I didn’t even know it had happened. That was in 2004. I found out about it right after he passed and I was sure it was a mistake. I couldn’t have signed away my writer’s share, but I did. Not just that, but my performances are owned by another company. My publishing is owned by two other companies.”

One might think the New York-reared, Nashville-based singer would be bitter, but she’s philosophical about it, especially given her husband was responsible: “There are days when I curse him, and other days when I just think, ‘Well. it’s happened.’ ’’

Dubbed the female Bob Dylan when she emerged on to the music scene in the late 60s, Safka is identified as a poster woman for the Woodstock generation. Like Dylan, she began her career playing the folk clubs of Greenwich Village and was quickly signed to Dylan’s record label, Columbia, and released her first album, Born To Be, in 1968. A string of labels and successful albums followed throughout the 70s, alongside those hits. She performed at Woodstock, the landmark 1969 festival, which inspired Lay Down (Candles in the Rain).

Her distinctive, fragile voice and her folk songs put her in the league of female singer-songwriters such as Joni Mitchell and Joan Baez. It’s a reputation she had to fight for, however.

As her early fame grew, record companies wanted to mould her into something she wasn’t. With Schekeryk’s help, she resisted.

“I had offers from just about every major-label president to superimpose whatever they wanted on to my next hit record,” she says. “Peter would show me what they wanted. It was frustrating for him because he knew I would have success anyway.

“I was able to just continue and develop as a writer. I think I’m still developing as a writer.
“Every album I ever made was full of songs,” she adds. “I was never one of those people who put out an album that had one hit and the rest was filler.

“I’m still writing now and my new songs are by the same person who wrote the old ones. I am fortunate that my husband gave me that space to be creative. I am the oldest little girl in the world — a free spirit. I continue to create, that’s the important thing.”

                                                         

Her songs have been covered by an eclectic range of performers, from Mott the Hoople and Ray Charles to Nana Mouskouri and Miley Cyrus. Aussie hip-hop band Hilltop Hoods used her track People in the Front Row for their song The Nosebleed Section.

“Boys will be boys,” she says of the Adelaide band using her work. “I was a little put out that there was no mention of me, but they changed it to include Melanie Safka.”

Brand New Key, sometimes called the roller-skate song because of its chorus (“I got a brand new pair of roller skates/ You got a brand new key”), confirmed Safka as a pop star as well as a folkie in 1971-72, not least in Australia, where the song went to No 1. The quirkiness of the song and what many considered to be a sexual theme in the lyrics sparked different reactions among the public.

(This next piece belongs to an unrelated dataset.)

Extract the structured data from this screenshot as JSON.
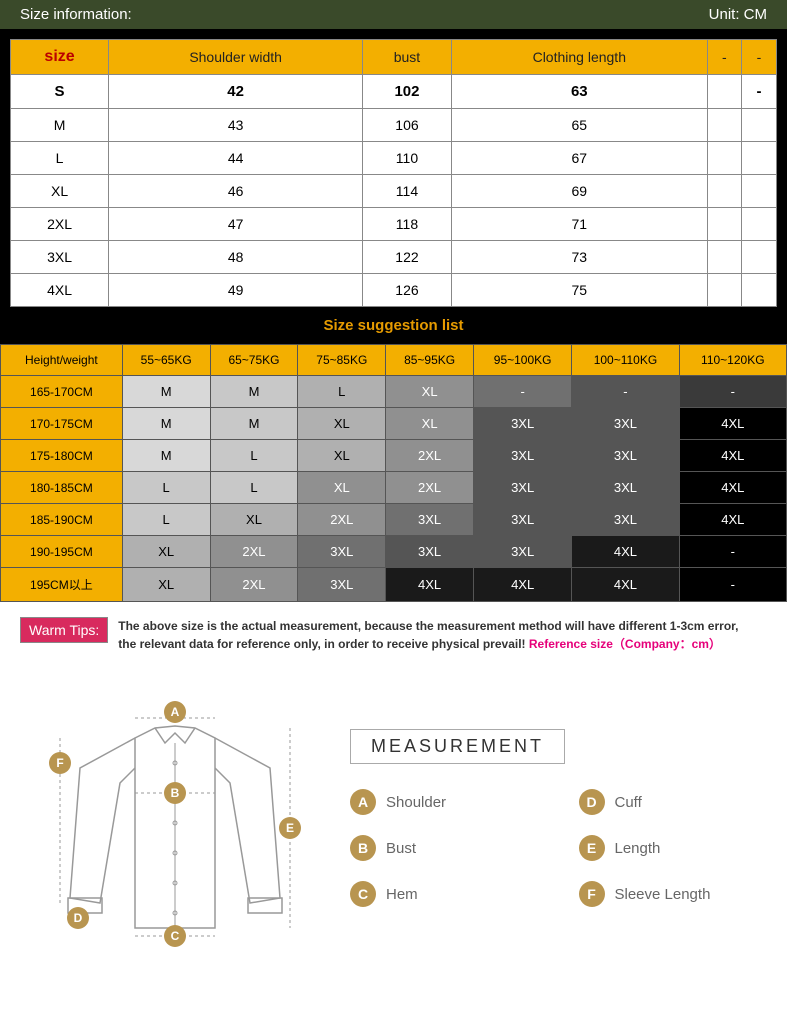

                                                               

“Particularly in the States I got saddled with ‘cute’ and ‘vacant’ and ‘empty-headed’,” she says. “However, in England I was more the thinking man’s crumpet. I never felt the least bit pretty. I always felt awkward, uncomfortable in my skin. I’m always amazed at how many men fell in love with me.’’

Despite the adoration, or perhaps because of it, Safka has always been nervous about performing.

“I don’t know how I do it,” she says. “It is so against everything in my being. I’m one of those people who walk into a room trying to be unnoticed … invisible. I’m not a natural-born celebrity. I don’t like people looking at me. Never will.”

Those attending her Australian concerts should have no fear about her abilities to turn that around on stage.

“Once I’m up there I’m totally at home,” she says, “but to get to that point I do nothing for most of the day but prepare: focus on what I’m doing. I’ve played to the biggest crowds on the planet and I’ve played to really small ones. There’s a common denominator there. That’s my home. That’s where I’m supposed to be.”

Melanie’s People in the Front Row Australian tour begins at Adelaide Cabaret Festival on Saturday, Sunday and Monday, followed by Brisbane, June 12; Lismore, NSW, June 14; Katoomba, NSW, June 18; Sydney, June 20; Newcastle, NSW, June 22; Kincumber, NSW, June 23; and Melbourne, June 26.